About to Buy - Getting Cold Feet!

Put a booking deposit on house about 2 months ago, just at the stage now where Engineer report is in everything is in order, next move is contracts to be signed however with all that has gone on especially in the last couple of weeks we feel uncertain whether buying now is the right move:

House €240k
House mortgage will be €200k
Putting down €40k
Both earn €60k combined annually

Taking into consideration income tax cuts, new property taxes etc should we hold off for another year or two… Anyone in the same boat…

We are entitled to our booking deposit back I’m sure, we’ll just have the cost of our Solicitor up to now… We really do not know what to do… have to decide in the next week…

Any advice/professional expertise greatly appreciated!

Anything on here is worth exactly what you paid for it.

Buy. Don’t Buy.

It’s your money. It’s you life.

It’s your decision.

Other than that… carry on.

Only one who is insane would be buying now!! If you go through with it, then you need locked up in a rubber room for your own safety!

The storm that is coming towards this country is beyond anything imaginable. The country is bankrupt, and is now being dictated to on fiscal policy. Whether it is right or wrong, the IMF etc. follow a simple play book: cut spending, cut public service workers, increase taxes, do what ever it takes to get the budget under control. They are now running the country. Everything they do, and the state of the banking sector means that property prices are only going one way. And to be honest, with the way things are going, in a year or two, property prices may be the least of ones worries.

Actually, the last thing that you want is an expert, or some one like me to tell you what to do.
Don’t believe me or anyone else, but go around the country and just really look at the place. There are empty buildings to let/sale everywhere! In what one would refer to as the nice parts of Dublin, every other building seems to be up for sale. There are deserted housing estates littered through out the country/cities. Take a look at google street view of the empty ghost estates, every where one looks in the country is full of empty buildings. Just LOOK at the place.

Take a look at a basic risk/reward of what might happen over the next two years:
Case 1: you don’t buy, worst/most optimistic case scenario, you rent for a couple of years and then you are able to buy the same place at a similar price to now. How would you feel? A bit silly for not having bought a little earlier, wasted a little money on rent ?
Case 2: You do buy now and what I and most people on this site think is about to happen, happens. Property drops another 50%, property taxes come in, all other taxes rise. You are in massive negative equity. Think how would you feel if this scenario happens?

I know quite a few people who bought in the last couple of years.
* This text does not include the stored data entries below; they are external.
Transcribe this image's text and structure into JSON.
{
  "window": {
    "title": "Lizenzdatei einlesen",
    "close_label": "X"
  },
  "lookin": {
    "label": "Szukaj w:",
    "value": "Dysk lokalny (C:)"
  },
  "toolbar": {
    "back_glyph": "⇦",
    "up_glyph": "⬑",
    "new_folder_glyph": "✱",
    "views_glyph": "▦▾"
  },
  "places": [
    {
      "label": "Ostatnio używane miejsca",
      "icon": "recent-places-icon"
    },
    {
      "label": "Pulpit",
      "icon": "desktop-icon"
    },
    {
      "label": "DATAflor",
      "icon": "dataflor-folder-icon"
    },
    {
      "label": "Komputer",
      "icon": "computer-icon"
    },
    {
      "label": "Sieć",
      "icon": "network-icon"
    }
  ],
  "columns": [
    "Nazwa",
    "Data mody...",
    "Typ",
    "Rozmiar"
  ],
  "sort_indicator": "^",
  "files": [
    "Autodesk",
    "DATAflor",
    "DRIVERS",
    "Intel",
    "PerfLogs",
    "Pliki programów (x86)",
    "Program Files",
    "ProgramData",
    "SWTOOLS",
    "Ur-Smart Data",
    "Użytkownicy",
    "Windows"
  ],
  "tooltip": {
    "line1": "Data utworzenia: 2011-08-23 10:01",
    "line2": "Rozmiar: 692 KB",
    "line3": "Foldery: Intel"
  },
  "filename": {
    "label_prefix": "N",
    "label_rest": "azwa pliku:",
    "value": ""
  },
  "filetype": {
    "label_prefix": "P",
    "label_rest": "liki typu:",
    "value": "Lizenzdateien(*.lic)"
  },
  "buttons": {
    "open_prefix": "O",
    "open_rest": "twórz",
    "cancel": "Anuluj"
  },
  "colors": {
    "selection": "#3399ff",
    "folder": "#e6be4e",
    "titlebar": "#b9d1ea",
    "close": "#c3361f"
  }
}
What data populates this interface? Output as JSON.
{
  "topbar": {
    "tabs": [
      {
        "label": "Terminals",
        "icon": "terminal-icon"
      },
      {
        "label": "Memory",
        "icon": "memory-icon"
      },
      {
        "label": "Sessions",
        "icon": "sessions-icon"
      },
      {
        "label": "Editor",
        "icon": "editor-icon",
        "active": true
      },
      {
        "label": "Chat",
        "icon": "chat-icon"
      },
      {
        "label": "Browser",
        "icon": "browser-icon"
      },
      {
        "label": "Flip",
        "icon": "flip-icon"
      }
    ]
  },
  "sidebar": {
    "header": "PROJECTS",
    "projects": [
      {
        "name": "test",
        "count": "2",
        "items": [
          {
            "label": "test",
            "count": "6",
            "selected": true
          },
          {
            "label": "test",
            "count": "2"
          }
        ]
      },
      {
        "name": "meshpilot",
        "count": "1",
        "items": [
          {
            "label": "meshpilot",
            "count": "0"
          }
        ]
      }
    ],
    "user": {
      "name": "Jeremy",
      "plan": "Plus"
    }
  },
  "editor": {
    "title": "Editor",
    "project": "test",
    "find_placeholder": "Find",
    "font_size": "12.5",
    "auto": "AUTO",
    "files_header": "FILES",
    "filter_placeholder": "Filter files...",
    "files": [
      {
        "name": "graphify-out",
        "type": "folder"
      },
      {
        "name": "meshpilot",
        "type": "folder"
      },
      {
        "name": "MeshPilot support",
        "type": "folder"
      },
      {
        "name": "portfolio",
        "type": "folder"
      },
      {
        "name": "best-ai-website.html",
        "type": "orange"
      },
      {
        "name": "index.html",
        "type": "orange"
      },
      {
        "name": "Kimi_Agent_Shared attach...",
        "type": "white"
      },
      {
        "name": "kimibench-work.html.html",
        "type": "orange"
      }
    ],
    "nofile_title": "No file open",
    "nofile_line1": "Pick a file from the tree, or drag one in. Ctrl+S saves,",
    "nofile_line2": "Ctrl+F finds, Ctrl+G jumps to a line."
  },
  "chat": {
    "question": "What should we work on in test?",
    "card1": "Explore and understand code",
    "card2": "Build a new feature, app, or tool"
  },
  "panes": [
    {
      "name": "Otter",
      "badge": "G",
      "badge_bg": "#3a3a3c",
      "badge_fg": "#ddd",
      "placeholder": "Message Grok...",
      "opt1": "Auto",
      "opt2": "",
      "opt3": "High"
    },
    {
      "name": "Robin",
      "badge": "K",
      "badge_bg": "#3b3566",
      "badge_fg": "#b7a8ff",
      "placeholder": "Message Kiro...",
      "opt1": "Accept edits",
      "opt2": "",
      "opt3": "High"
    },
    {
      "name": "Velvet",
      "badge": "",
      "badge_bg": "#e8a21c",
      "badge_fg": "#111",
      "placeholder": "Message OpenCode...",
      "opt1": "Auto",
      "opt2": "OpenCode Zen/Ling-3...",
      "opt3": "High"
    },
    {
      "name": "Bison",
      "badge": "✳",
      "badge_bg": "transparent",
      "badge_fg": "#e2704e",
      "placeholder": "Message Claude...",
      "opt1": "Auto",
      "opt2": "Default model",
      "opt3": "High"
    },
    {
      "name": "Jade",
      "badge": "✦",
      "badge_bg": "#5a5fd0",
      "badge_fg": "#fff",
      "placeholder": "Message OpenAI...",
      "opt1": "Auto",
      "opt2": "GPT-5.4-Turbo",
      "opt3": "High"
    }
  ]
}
They though they were getting a good deal, 15,20,30 % off the peak price. They all deeply regret it now. How do you think they will feel in a few years time?

But if you really want to XX yourself, go on. Just don’t come back in a year or two wishing that you had done something different.

Thanks Curious One, I get it alright things are so uncertain & really not good… it’s speculating whether house prices will fall as much as we think they will… On the other hand is our money safe in any financial institution for the next week let alone few year’s… This really has been an exceptional week the timing couldn’t be worse for having to make a decision like this, I guess we’re in the better position in that we have a choice right now… Any idea how long one can stretch out the process of signing contracts! For your info the house we’ve paid the booking deposit on is down €120k on peak… Decisions bloody decisions!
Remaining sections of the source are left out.